The Computer & Communications Industry Association (“CCIA”) argues that because app developers clearly have standing to sue, allowing purchasers to sue would expose Apple and companies in similar positions to duplicative damages. Brief of Amicus Curiae The Computer & Communications Industry Association, in Support of Petitioner at 11–12. CCIA contends that if the Supreme Court sides with Pepper, the Court would effectively transform the App Store from a platform that “foster[s] an efficient market for buyers and sellers to interact” into an antitrust liability that would outweigh its potential benefits. Id. at 22–23. BSA, the Software Alliance (“BSA”) asserts that this threat of excessive lawsuits would deter companies from providing platforms like the App Store, threatening the viability of many innovations in the information sector. Brief of BSA | The Software Alliance, as Amicus Curiae Supporting Petitioner at 8. BSA also points out that current antitrust laws allow for plaintiffs to recover three times the amount of their damages. Id. at 9. According to BSA, permitting both developers and purchasers to sue Apple would expose the company to sextupled damages—allowing for outrageous recoveries that far exceed what Congress mandated. Id.

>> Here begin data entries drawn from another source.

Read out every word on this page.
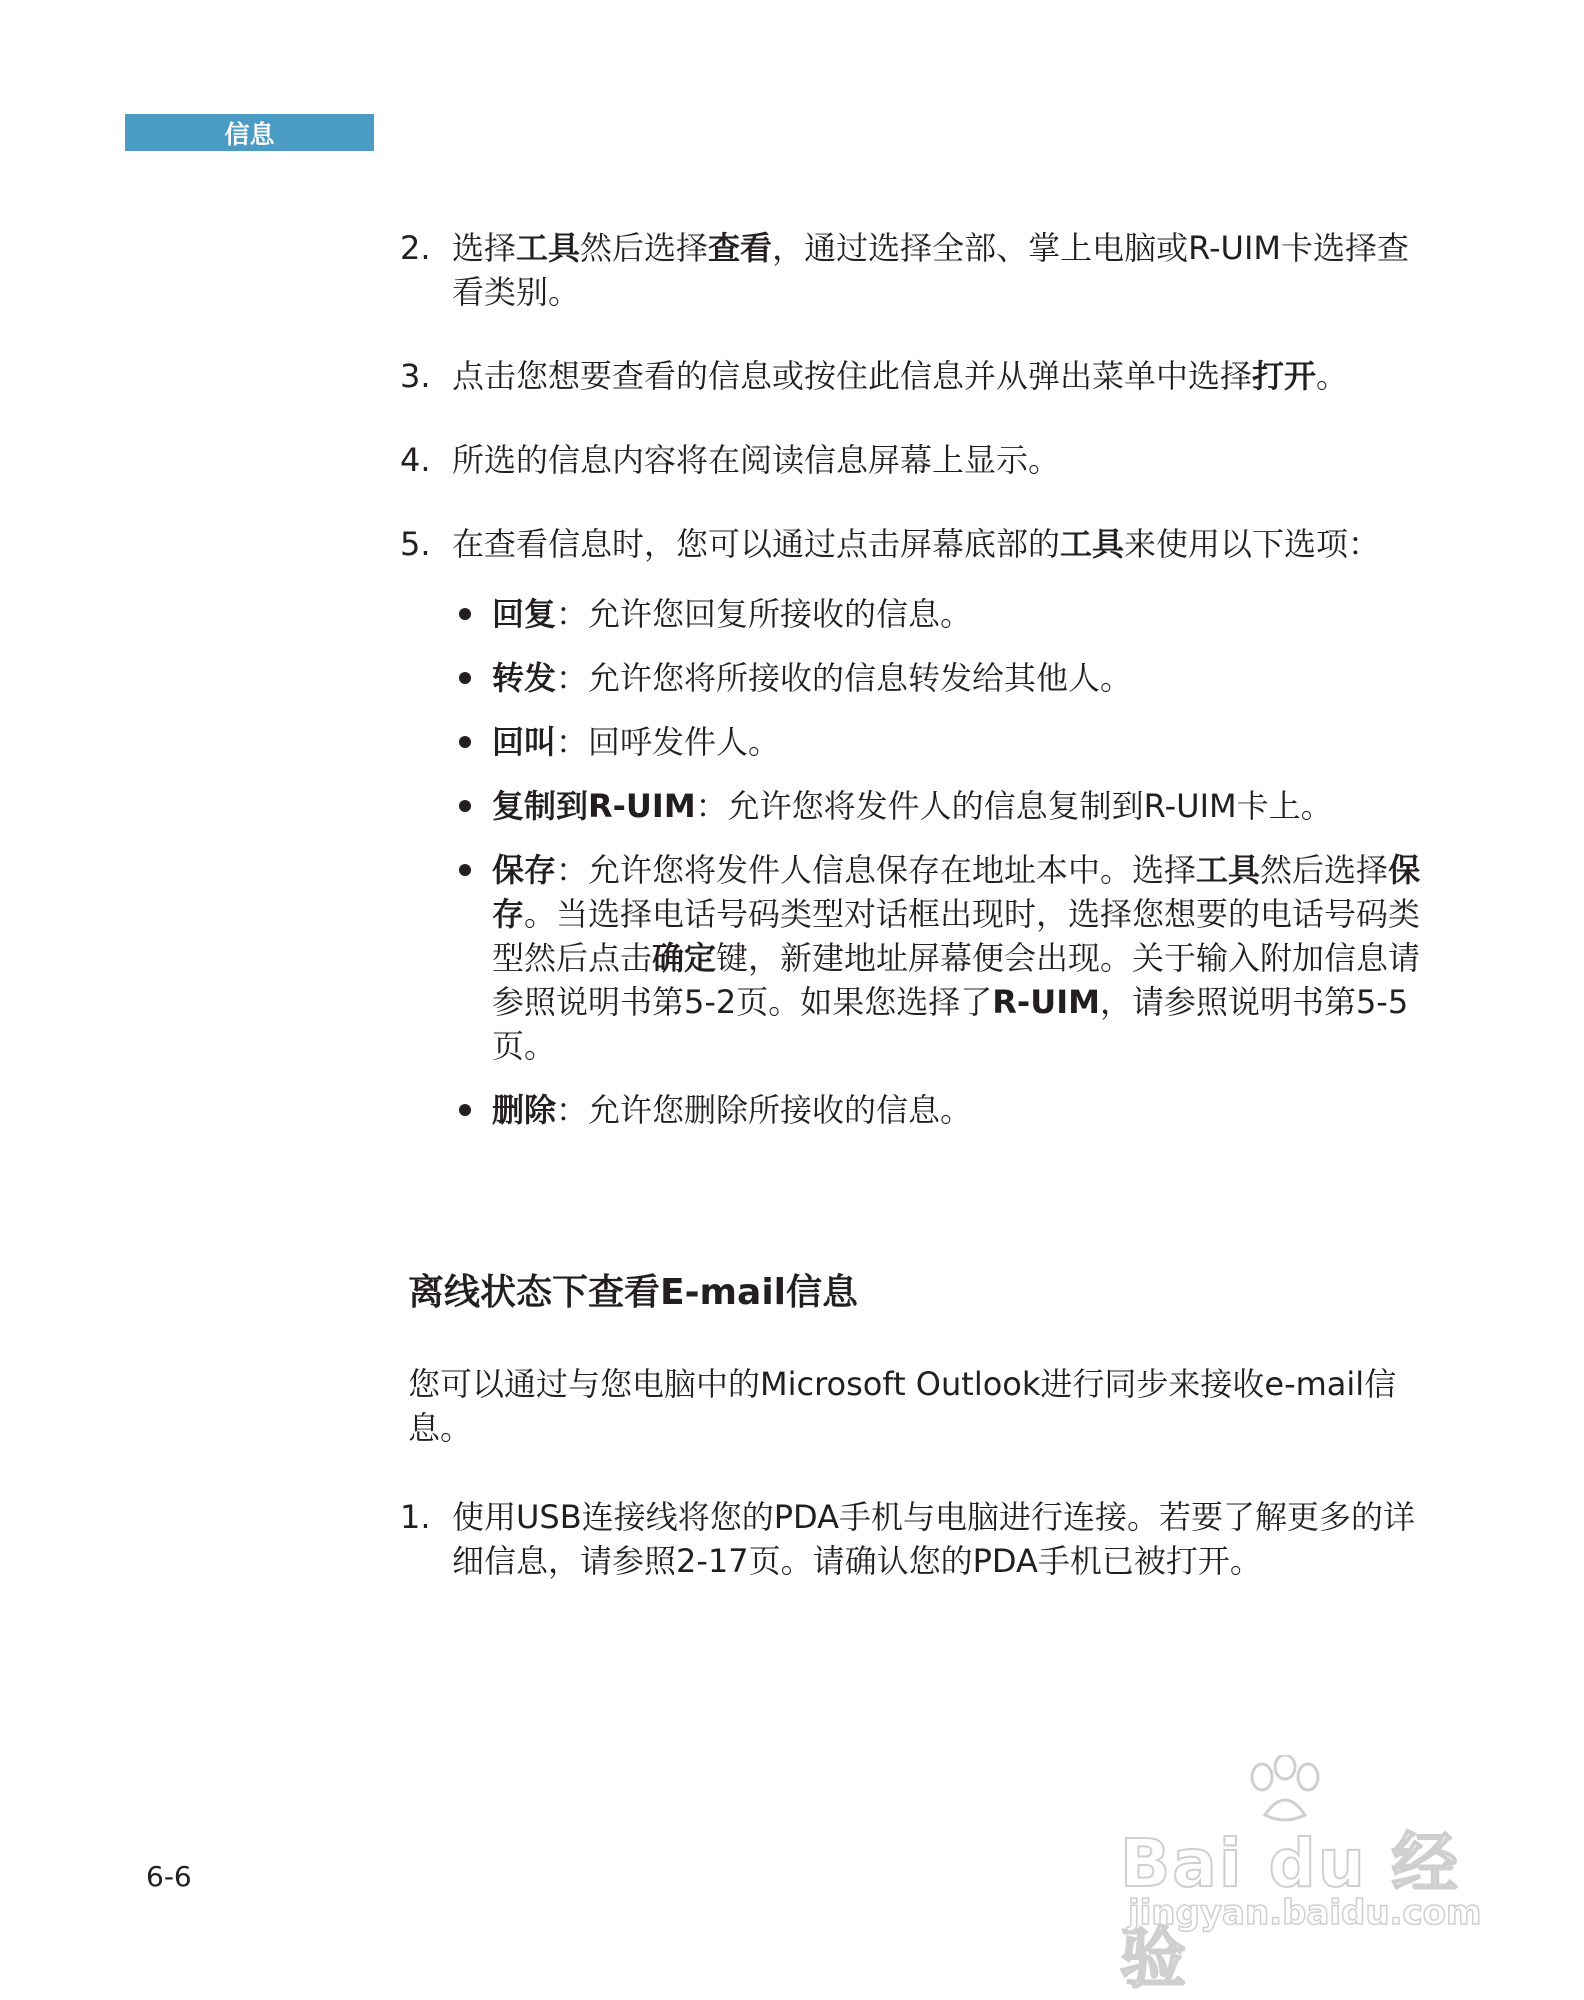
信息
2. 选择工具然后选择查看，通过选择全部、掌上电脑或R-UIM卡选择查看类别。
3. 点击您想要查看的信息或按住此信息并从弹出菜单中选择打开。
4. 所选的信息内容将在阅读信息屏幕上显示。
5. 在查看信息时，您可以通过点击屏幕底部的工具来使用以下选项：
回复：允许您回复所接收的信息。
转发：允许您将所接收的信息转发给其他人。
回叫：回呼发件人。
复制到R-UIM：允许您将发件人的信息复制到R-UIM卡上。
保存：允许您将发件人信息保存在地址本中。选择工具然后选择保存。当选择电话号码类型对话框出现时，选择您想要的电话号码类型然后点击确定键，新建地址屏幕便会出现。关于输入附加信息请参照说明书第5-2页。如果您选择了R-UIM，请参照说明书第5-5页。
删除：允许您删除所接收的信息。
离线状态下查看E-mail信息
您可以通过与您电脑中的Microsoft Outlook进行同步来接收e-mail信息。
1. 使用USB连接线将您的PDA手机与电脑进行连接。若要了解更多的详细信息，请参照2-17页。请确认您的PDA手机已被打开。
6-6	Bai du 经验
jingyan.baidu.com
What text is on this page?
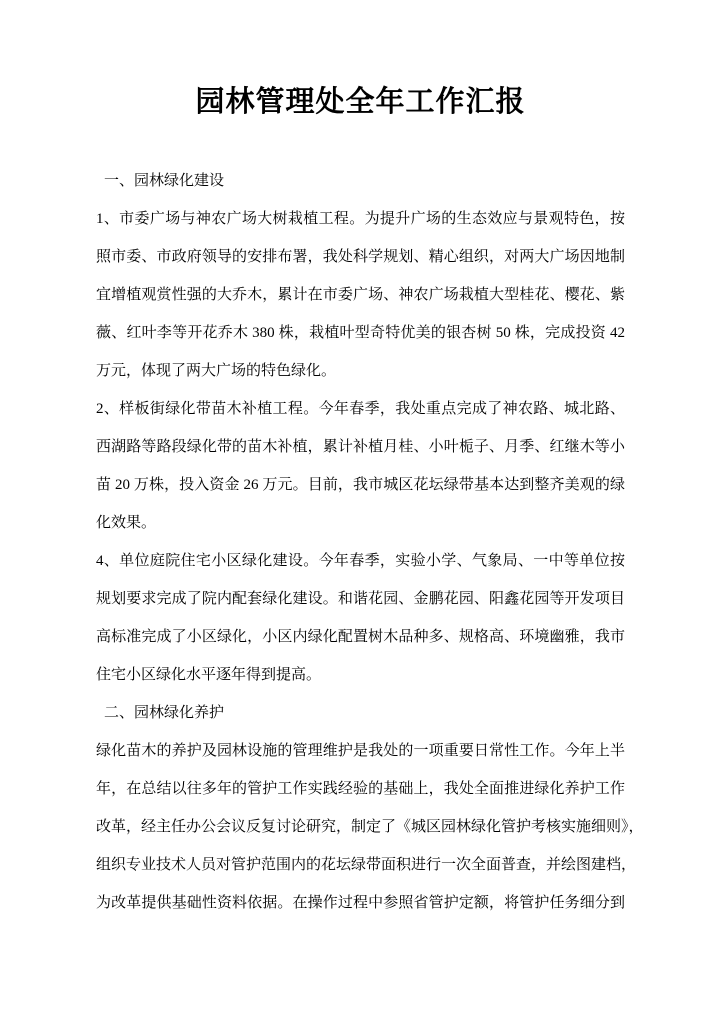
园林管理处全年工作汇报
一、园林绿化建设
1、市委广场与神农广场大树栽植工程。为提升广场的生态效应与景观特色，按
照市委、市政府领导的安排布署，我处科学规划、精心组织，对两大广场因地制
宜增植观赏性强的大乔木，累计在市委广场、神农广场栽植大型桂花、樱花、紫
薇、红叶李等开花乔木 380 株，栽植叶型奇特优美的银杏树 50 株，完成投资 42
万元，体现了两大广场的特色绿化。
2、样板街绿化带苗木补植工程。今年春季，我处重点完成了神农路、城北路、
西湖路等路段绿化带的苗木补植，累计补植月桂、小叶栀子、月季、红继木等小
苗 20 万株，投入资金 26 万元。目前，我市城区花坛绿带基本达到整齐美观的绿
化效果。
4、单位庭院住宅小区绿化建设。今年春季，实验小学、气象局、一中等单位按
规划要求完成了院内配套绿化建设。和谐花园、金鹏花园、阳鑫花园等开发项目
高标准完成了小区绿化，小区内绿化配置树木品种多、规格高、环境幽雅，我市
住宅小区绿化水平逐年得到提高。
二、园林绿化养护
绿化苗木的养护及园林设施的管理维护是我处的一项重要日常性工作。今年上半
年，在总结以往多年的管护工作实践经验的基础上，我处全面推进绿化养护工作
改革，经主任办公会议反复讨论研究，制定了《城区园林绿化管护考核实施细则》，
组织专业技术人员对管护范围内的花坛绿带面积进行一次全面普查，并绘图建档，
为改革提供基础性资料依据。在操作过程中参照省管护定额，将管护任务细分到
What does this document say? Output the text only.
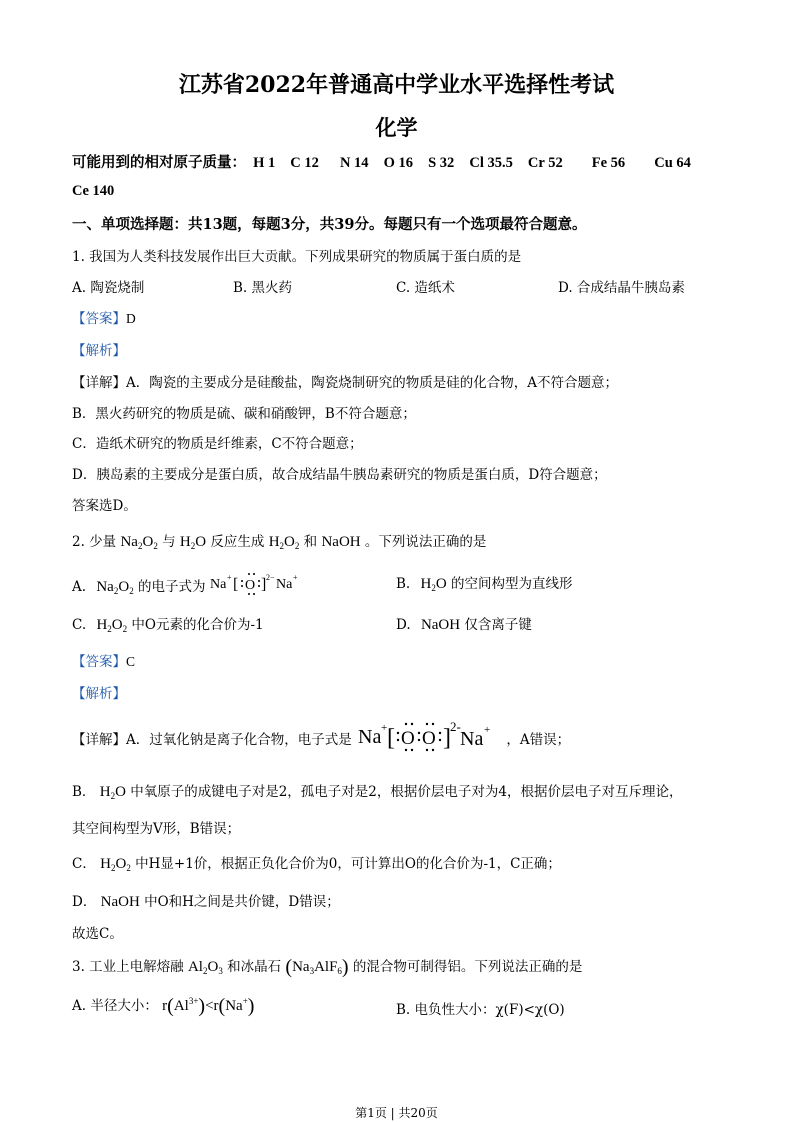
江苏省2022年普通高中学业水平选择性考试
化学
可能用到的相对原子质量： H 1 C 12 N 14 O 16 S 32 Cl 35.5 Cr 52 Fe 56 Cu 64
Ce 140
一、单项选择题：共13题，每题3分，共39分。每题只有一个选项最符合题意。
1. 我国为人类科技发展作出巨大贡献。下列成果研究的物质属于蛋白质的是
A. 陶瓷烧制	B. 黑火药	C. 造纸术	D. 合成结晶牛胰岛素
【答案】D
【解析】
【详解】A．陶瓷的主要成分是硅酸盐，陶瓷烧制研究的物质是硅的化合物，A不符合题意；
B．黑火药研究的物质是硫、碳和硝酸钾，B不符合题意；
C．造纸术研究的物质是纤维素，C不符合题意；
D．胰岛素的主要成分是蛋白质，故合成结晶牛胰岛素研究的物质是蛋白质，D符合题意；
答案选D。
2. 少量 $Na_2O_2$ 与 $H_2O$ 反应生成 $H_2O_2$ 和 NaOH 。下列说法正确的是
A. $Na_2O_2$ 的电子式为 Na + [ O ] 2− Na +	B. $H_2O$ 的空间构型为直线形
C. $H_2O_2$ 中O元素的化合价为-1	D. NaOH 仅含离子键
【答案】C
【解析】
【详解】A．过氧化钠是离子化合物，电子式是 Na + [ O O ] 2-
Na +
，A错误；
B． $H_2O$ 中氧原子的成键电子对是2，孤电子对是2，根据价层电子对为4，根据价层电子对互斥理论，
其空间构型为V形，B错误；
C． $H_2O_2$ 中H显+1价，根据正负化合价为0，可计算出O的化合价为-1，C正确；
D． NaOH 中O和H之间是共价键，D错误；
故选C。
3. 工业上电解熔融 $Al_2O_3$ 和冰晶石 $(Na_3AlF_6)$ 的混合物可制得铝。下列说法正确的是
A. 半径大小： $r(Al^{3+})<r(Na^+)$	B. 电负性大小：χ(F)<χ(O)
第1页 | 共20页
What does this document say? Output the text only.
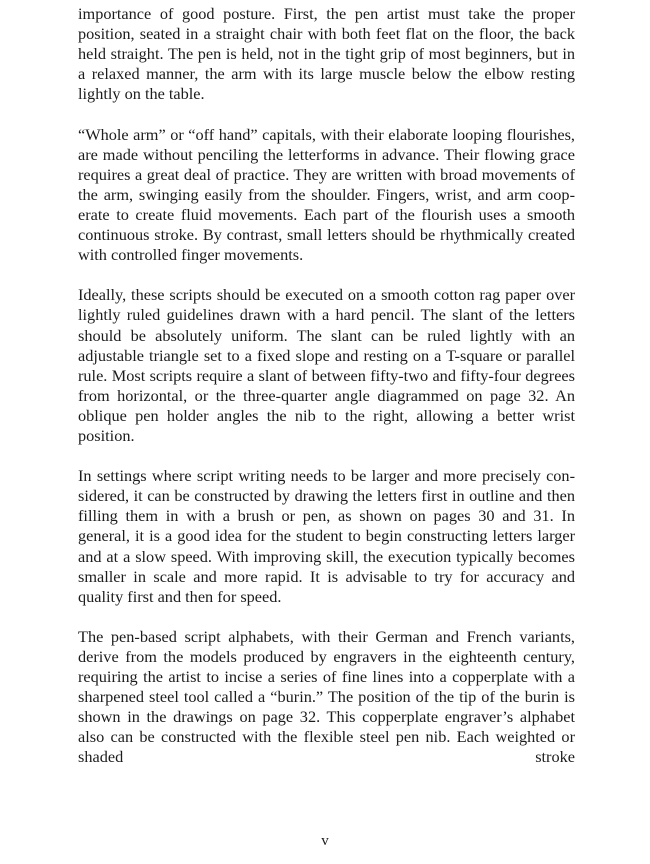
importance of good posture. First, the pen artist must take the proper position, seated in a straight chair with both feet flat on the floor, the back held straight. The pen is held, not in the tight grip of most beginners, but in a relaxed manner, the arm with its large muscle below the elbow resting lightly on the table.

“Whole arm” or “off hand” capitals, with their elaborate looping flourishes, are made without penciling the letterforms in advance. Their flowing grace requires a great deal of practice. They are written with broad movements of the arm, swinging easily from the shoulder. Fingers, wrist, and arm cooperate to create fluid movements. Each part of the flourish uses a smooth continuous stroke. By contrast, small letters should be rhythmically created with controlled finger movements.

Ideally, these scripts should be executed on a smooth cotton rag paper over lightly ruled guidelines drawn with a hard pencil. The slant of the letters should be absolutely uniform. The slant can be ruled lightly with an adjustable triangle set to a fixed slope and resting on a T-square or parallel rule. Most scripts require a slant of between fifty-two and fifty-four degrees from horizontal, or the three-quarter angle diagrammed on page 32. An oblique pen holder angles the nib to the right, allowing a better wrist position.

In settings where script writing needs to be larger and more precisely considered, it can be constructed by drawing the letters first in outline and then filling them in with a brush or pen, as shown on pages 30 and 31. In general, it is a good idea for the student to begin constructing letters larger and at a slow speed. With improving skill, the execution typically becomes smaller in scale and more rapid. It is advisable to try for accuracy and quality first and then for speed.

The pen-based script alphabets, with their German and French variants, derive from the models produced by engravers in the eighteenth century, requiring the artist to incise a series of fine lines into a copperplate with a sharpened steel tool called a “burin.” The position of the tip of the burin is shown in the drawings on page 32. This copperplate engraver’s alphabet also can be constructed with the flexible steel pen nib. Each weighted or shaded stroke

v
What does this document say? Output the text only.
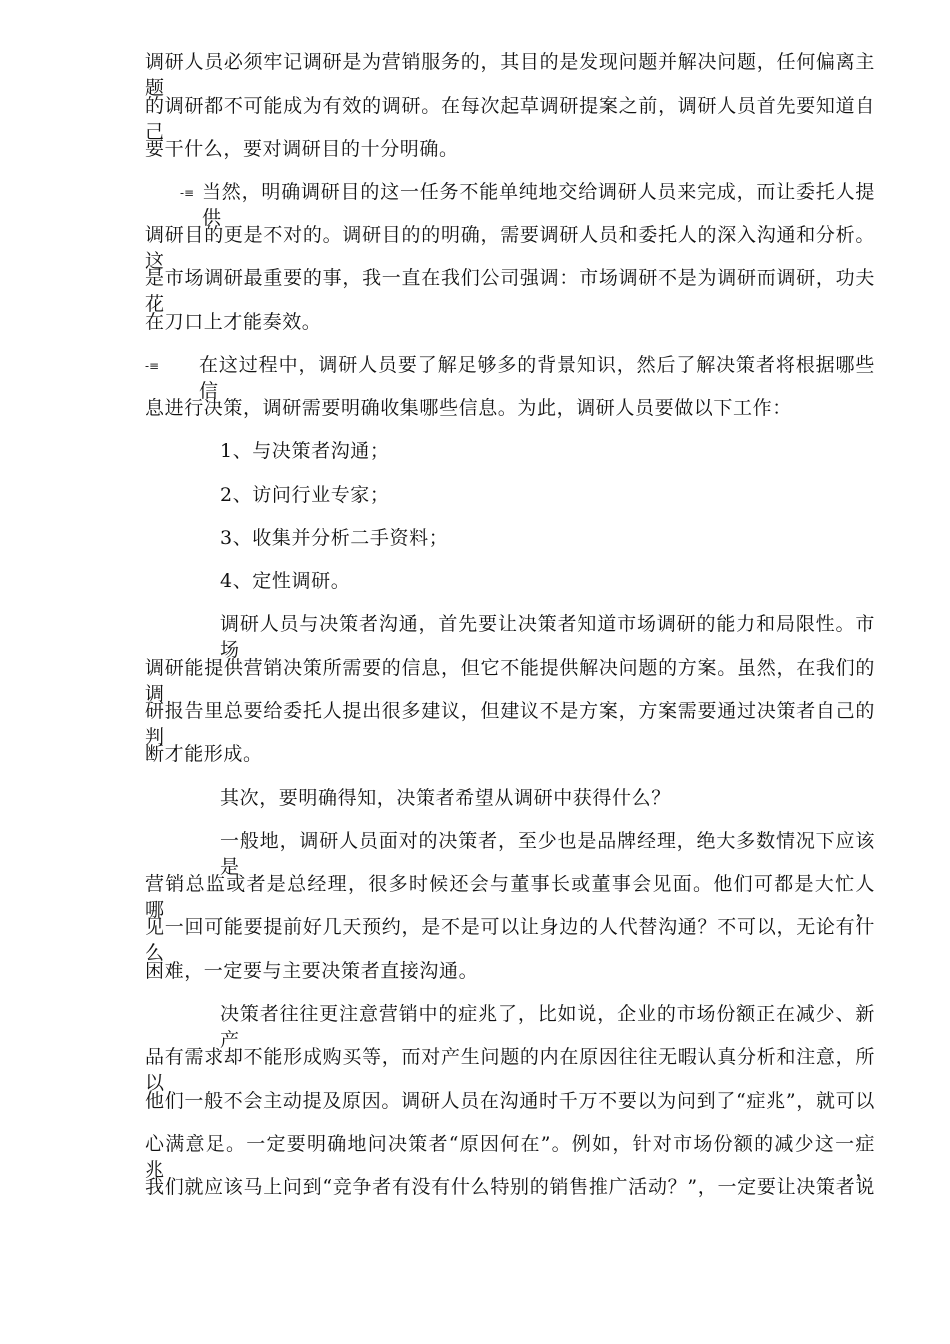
调研人员必须牢记调研是为营销服务的，其目的是发现问题并解决问题，任何偏离主题
的调研都不可能成为有效的调研。在每次起草调研提案之前，调研人员首先要知道自己
要干什么，要对调研目的十分明确。
-≡ 当然，明确调研目的这一任务不能单纯地交给调研人员来完成，而让委托人提供
调研目的更是不对的。调研目的的明确，需要调研人员和委托人的深入沟通和分析。这
是市场调研最重要的事，我一直在我们公司强调：市场调研不是为调研而调研，功夫花
在刀口上才能奏效。
-≡	在这过程中，调研人员要了解足够多的背景知识，然后了解决策者将根据哪些信
息进行决策，调研需要明确收集哪些信息。为此，调研人员要做以下工作：
1、与决策者沟通；
2、访问行业专家；
3、收集并分析二手资料；
4、定性调研。
调研人员与决策者沟通，首先要让决策者知道市场调研的能力和局限性。市场
调研能提供营销决策所需要的信息，但它不能提供解决问题的方案。虽然，在我们的调
研报告里总要给委托人提出很多建议，但建议不是方案，方案需要通过决策者自己的判
断才能形成。
其次，要明确得知，决策者希望从调研中获得什么？
一般地，调研人员面对的决策者，至少也是品牌经理，绝大多数情况下应该是
营销总监或者是总经理，很多时候还会与董事长或董事会见面。他们可都是大忙人哪，
见一回可能要提前好几天预约，是不是可以让身边的人代替沟通？不可以，无论有什么
困难，一定要与主要决策者直接沟通。
决策者往往更注意营销中的症兆了，比如说，企业的市场份额正在减少、新产
品有需求却不能形成购买等，而对产生问题的内在原因往往无暇认真分析和注意，所以
他们一般不会主动提及原因。调研人员在沟通时千万不要以为问到了“症兆”，就可以
心满意足。一定要明确地问决策者“原因何在”。例如，针对市场份额的减少这一症兆，
我们就应该马上问到“竞争者有没有什么特别的销售推广活动？”，一定要让决策者说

The American Antitrust Institute (“Institute”) argues that there cannot be any duplicative damages because iPhone customers and app developers would be suing for different things: while Pepper would sue for Apple’s excessive markup on app prices, app developers would sue for how much more profit they would earn if not for Apple’s monopolization of the market. Brief for the American Antitrust Institute as Amicus Curiae, in Support of Respondents at 25. Thirty-one states also contend that Apple’s fears of duplicative recovery are unwarranted because most state antitrust laws already allow indirect purchasers to sue for the same conduct as direct purchasers, yet there has not been even a single instance of duplicative recovery since the Supreme Court decided Illinois Brick. See Brief for Texas, Iowa, and 29 Other States as Amici Curiae, in Support of Respondents at 12, 18. The Institute adds that developers are almost certain not to sue anyway out of fear that Apple would retaliate and remove their access to the App Store. Open Markets Institute, in Support of Respondents at 12.


The Antitrust Scholars (“Scholars”) argue that the Department of Justice’s Antitrust Division (“Antitrust Division”) cannot handle all of the antitrust work on its own and that private enforcement of antitrust laws—as Pepper attempts here—is actually necessary to deter monopolies and monopolistic practices. Brief of Antitrust Scholars as Amici Curiae, in Support of Respondents at 10–11.  Private parties, the Scholars maintain, are more like than the government to have information on antitrust violations, so any constraint on their abilities to bring such lawsuits would go against the goal of a competitive marketplace. Id. In agreement, the Institute contends that when private citizens bring antitrust claims on their own, they help offset the Antitrust Division’s limited resources for doing so. See Brief for the American Antitrust Institute as Amicus Curiae, in Support of Respondents at 22.

The R Street Institute (“R Street”) counters by arguing that the DOJ is perfectly capable of handling antitrust violations. See Brief for the R Street Institute as Amicus Curiae, in Support of Petitioner at 10–11. R Street claims that the plaintiffs’ complaints would have been answered if they had simply gone to the DOJ with their claims. Id. R Street asserts that a case from 2013 shows that the DOJ can successfully bring antitrust claims against Apple and win millions of dollars for purchasers like the plaintiffs here. Id. at 10. Were the DOJ ever to need any help, R Street contends, the Federal Trade Commission and state attorneys general could provide it. Id. at 11–15.